The temptation to do two or more things at once
You are lying in a warm tub, reading this column, while listening to abit of Ravel on the radio and -- oh yes -- nibbling on the smoked almonds you always keep in your soap dish. Doubtless this bathing-reading- munching-music-loving you regards these multiple activities as the supreme moment of relaxation in a busy, busy day. Yet, as Hugh Drummond will tell you in the current issue of Mother Jones, you are continuing, even during your interlude of escape, the fragmented patter of modern life.
"Polyphasic behavior" Dr. Drummond calls it -- this dubious latter-day capability for patting your head while rubbing your stomach.
A less benign example of "polyphasic behavior" might find a business executive spooning down a yogurt lunch at his desk while talking on the phone, signing must-go letters, and doing isometric exercises in his stocking feet.
Dr. Drummond suggests that "polyphasic behavior" is produced by the tyranny of time. We are being whipped, he assumes, by those long thin lists of things we say we have to do -- now!m -- until the sequences move faster and faster and we discover we are doing two or three or more things all at once.

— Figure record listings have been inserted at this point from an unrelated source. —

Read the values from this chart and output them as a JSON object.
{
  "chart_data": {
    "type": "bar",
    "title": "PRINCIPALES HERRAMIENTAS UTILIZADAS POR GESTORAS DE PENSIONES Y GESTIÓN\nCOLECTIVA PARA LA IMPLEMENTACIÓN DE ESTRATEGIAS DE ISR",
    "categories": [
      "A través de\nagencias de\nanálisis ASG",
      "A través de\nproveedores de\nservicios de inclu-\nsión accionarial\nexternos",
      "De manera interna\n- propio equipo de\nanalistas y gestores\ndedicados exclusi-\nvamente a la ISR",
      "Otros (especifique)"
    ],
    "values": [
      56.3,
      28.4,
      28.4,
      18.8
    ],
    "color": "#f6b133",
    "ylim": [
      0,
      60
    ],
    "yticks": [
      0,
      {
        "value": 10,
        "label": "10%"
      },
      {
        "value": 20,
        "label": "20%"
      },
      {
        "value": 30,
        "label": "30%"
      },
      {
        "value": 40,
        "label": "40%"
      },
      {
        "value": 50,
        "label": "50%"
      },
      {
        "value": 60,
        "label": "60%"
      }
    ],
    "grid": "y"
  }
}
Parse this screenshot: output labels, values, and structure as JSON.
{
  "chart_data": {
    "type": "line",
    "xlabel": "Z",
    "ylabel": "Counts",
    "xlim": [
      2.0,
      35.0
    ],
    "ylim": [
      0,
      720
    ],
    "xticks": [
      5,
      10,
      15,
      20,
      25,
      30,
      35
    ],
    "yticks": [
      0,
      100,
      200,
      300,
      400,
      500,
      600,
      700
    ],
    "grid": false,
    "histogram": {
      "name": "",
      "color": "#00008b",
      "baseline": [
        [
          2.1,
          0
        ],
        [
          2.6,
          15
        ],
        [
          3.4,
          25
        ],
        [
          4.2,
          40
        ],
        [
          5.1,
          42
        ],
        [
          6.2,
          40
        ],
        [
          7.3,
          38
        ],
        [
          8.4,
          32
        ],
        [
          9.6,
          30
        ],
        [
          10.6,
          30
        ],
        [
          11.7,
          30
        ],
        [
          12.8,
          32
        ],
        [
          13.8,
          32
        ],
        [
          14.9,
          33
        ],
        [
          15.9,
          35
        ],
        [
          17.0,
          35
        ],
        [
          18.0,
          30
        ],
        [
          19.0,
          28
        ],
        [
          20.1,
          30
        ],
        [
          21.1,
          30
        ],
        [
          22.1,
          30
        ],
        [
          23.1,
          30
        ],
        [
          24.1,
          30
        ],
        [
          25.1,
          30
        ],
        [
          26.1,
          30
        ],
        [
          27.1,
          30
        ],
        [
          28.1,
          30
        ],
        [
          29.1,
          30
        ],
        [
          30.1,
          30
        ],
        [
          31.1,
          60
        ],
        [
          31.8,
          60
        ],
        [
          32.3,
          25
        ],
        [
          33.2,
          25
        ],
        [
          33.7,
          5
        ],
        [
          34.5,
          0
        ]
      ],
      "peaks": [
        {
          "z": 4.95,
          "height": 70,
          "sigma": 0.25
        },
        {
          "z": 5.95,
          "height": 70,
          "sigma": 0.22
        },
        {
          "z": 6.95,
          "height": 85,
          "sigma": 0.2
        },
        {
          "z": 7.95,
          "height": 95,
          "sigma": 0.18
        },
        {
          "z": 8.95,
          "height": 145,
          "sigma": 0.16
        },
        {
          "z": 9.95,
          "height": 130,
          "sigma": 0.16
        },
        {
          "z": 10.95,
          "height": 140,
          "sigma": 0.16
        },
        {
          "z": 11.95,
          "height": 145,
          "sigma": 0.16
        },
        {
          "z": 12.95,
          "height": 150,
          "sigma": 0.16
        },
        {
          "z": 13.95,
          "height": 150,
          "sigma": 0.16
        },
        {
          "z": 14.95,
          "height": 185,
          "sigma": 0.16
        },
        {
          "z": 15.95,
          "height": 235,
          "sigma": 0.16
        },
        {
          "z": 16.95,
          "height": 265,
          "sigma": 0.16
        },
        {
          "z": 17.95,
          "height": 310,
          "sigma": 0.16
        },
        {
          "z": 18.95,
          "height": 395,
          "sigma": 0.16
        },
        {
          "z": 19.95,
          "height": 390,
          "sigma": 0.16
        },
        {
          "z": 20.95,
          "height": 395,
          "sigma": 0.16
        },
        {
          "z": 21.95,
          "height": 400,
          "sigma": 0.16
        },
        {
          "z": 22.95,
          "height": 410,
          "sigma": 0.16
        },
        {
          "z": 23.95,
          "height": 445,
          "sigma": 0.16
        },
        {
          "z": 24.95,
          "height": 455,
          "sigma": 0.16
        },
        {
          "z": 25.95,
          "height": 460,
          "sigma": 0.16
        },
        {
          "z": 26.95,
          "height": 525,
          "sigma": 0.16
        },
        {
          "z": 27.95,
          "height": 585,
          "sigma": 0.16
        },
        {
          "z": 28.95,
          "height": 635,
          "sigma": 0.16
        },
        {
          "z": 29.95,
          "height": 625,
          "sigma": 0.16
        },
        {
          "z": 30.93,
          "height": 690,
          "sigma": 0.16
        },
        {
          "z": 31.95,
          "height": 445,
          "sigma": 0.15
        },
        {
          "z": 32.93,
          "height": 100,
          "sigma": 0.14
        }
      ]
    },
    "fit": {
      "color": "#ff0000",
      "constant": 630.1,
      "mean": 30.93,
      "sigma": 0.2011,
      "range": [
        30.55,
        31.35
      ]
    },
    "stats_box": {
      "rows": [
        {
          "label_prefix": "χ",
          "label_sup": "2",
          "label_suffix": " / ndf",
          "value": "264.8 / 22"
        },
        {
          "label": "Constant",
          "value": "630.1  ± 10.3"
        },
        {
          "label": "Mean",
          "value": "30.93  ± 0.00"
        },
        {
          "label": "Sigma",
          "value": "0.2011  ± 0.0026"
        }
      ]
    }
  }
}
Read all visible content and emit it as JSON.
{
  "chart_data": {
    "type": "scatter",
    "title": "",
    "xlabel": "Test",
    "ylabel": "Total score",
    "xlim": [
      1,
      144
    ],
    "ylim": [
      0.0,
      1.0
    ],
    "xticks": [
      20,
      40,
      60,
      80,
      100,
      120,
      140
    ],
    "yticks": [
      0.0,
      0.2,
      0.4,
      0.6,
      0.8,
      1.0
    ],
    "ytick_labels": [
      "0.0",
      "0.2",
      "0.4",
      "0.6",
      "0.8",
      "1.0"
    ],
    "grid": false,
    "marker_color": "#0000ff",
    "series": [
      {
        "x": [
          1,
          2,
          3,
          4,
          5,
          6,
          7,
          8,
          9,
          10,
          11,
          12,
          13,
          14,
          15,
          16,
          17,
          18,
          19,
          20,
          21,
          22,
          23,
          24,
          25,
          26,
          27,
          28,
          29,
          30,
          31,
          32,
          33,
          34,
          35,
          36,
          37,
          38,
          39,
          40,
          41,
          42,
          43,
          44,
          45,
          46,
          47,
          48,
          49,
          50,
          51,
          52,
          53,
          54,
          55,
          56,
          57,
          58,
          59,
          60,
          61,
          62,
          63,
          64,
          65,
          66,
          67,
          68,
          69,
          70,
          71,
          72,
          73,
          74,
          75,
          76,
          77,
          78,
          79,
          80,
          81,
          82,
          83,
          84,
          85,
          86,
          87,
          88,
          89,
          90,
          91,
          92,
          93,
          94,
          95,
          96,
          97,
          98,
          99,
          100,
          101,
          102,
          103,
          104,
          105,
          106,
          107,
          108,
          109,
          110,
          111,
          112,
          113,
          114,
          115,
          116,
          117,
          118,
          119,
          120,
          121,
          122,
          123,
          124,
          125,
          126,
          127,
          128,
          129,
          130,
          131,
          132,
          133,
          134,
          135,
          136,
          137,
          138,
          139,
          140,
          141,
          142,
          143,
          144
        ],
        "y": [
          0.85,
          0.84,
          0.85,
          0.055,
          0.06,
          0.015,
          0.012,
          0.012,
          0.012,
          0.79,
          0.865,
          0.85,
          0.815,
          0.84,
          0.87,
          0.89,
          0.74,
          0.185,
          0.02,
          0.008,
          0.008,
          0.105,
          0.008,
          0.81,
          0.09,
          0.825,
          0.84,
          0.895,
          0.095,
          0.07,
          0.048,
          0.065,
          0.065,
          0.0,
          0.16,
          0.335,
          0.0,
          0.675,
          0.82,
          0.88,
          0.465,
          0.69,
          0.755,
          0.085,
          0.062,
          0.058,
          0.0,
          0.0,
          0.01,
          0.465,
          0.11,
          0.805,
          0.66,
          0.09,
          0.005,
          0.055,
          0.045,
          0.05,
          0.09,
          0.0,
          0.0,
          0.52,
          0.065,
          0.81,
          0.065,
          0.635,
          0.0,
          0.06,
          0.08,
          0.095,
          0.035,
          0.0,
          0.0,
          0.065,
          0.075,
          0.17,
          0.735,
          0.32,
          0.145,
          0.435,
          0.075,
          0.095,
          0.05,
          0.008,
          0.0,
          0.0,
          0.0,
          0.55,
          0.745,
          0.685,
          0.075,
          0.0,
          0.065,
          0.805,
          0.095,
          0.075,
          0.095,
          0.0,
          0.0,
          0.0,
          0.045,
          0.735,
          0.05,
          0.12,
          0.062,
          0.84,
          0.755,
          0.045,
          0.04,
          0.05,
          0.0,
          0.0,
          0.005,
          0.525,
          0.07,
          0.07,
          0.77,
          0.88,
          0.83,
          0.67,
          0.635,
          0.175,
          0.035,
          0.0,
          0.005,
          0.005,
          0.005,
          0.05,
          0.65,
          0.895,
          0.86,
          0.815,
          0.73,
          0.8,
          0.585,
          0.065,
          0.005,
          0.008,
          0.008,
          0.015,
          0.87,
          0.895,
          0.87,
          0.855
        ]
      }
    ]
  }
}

Maybe. But the great overachievers of the past seem to have flourished precisely because they could concentrate on one thing at a time. In the course of a day Voltaire churned out a dozen letters, conducted scientific experiments in his laboratory, wrote essays on universal history, supervised his clock factory, participated in amateur theatricals, and conversed into the night with unflagging wit and inexhaustible learning. Still, so far as we know, neither he nor Goethe nor Leonardo nor all the other Renaissance men ever turned polyphasic.
Part of our problem, of course, is technology. We have all the tools -- and then some -- to convert our lives into eight-track tapes. Even if he had wanted to, Voltaire could not have strolled past Notre Dame, like today's tourist, shooting it with his camera while snapping his bubble gum and listening to David Bowie on his portable cassette.
In fact, it is fairly difficult for a 1980 pilgrim not to become an involuntary polyphasic just plodding along life's way -- as when, for instance, he drives to work between flanking billboards, listening to one spot commercial after another on his car radio.
Still, the proliferation of equipment does not quite explain why, at the smorgasbord table of life, we discover ourselves gobbling the Swedish meatballs before we've properly chewed up the herring. The truth is, we polyphasics seem to choose our hyphenated state, even when we complain about it.
The difference between overachievers of the past and the present may lie in this The more the Voltaires, the Goethes, the Leonardos accomplished, the more they confirmed their singularity. Their many activities came together as harmonious parts to form one whole, like the colors of a prism adding up to white.
Today's overachiever is not so much trying to do many things as to be many people. One is forever being told to commit oneself to the "role" of being spouse, parent, avid pursuer of career. The values of both hedonism and contemplation are heartily recommended, so that one finds oneself wearing a party hat with a yogi's loincloth. The simultaneous admiration for physical fitness and good taste push one into becoming a jogging aesthete. One aspires to be sophistacated and yet simple, street-smart and agog with nature -- city mouse and country mouse.
he advanced polyphasic can carry on two private conversations at the same time. Every polyphasic is always carrying on at least two conversations with himself or herself, distracted by all the other selves standing by and crying: "It's my turn."
Being a juggler is not easy -- especially when you're juggling oranges and apples and who knows what else.
No wonder the final effect is often a blur, leaving the polyphasic lost, and asking all the other polyphasics: "Who am I?"
The latest fad is said to be "tranquility tanks." Within a darkened box, in warm salt water, the harried polyphasic floats with absolutely nothing to do, absolutely nothing to be. If he is succesful, he becomes pure nobody -- a solution that really doesn't compare to being Voltaire.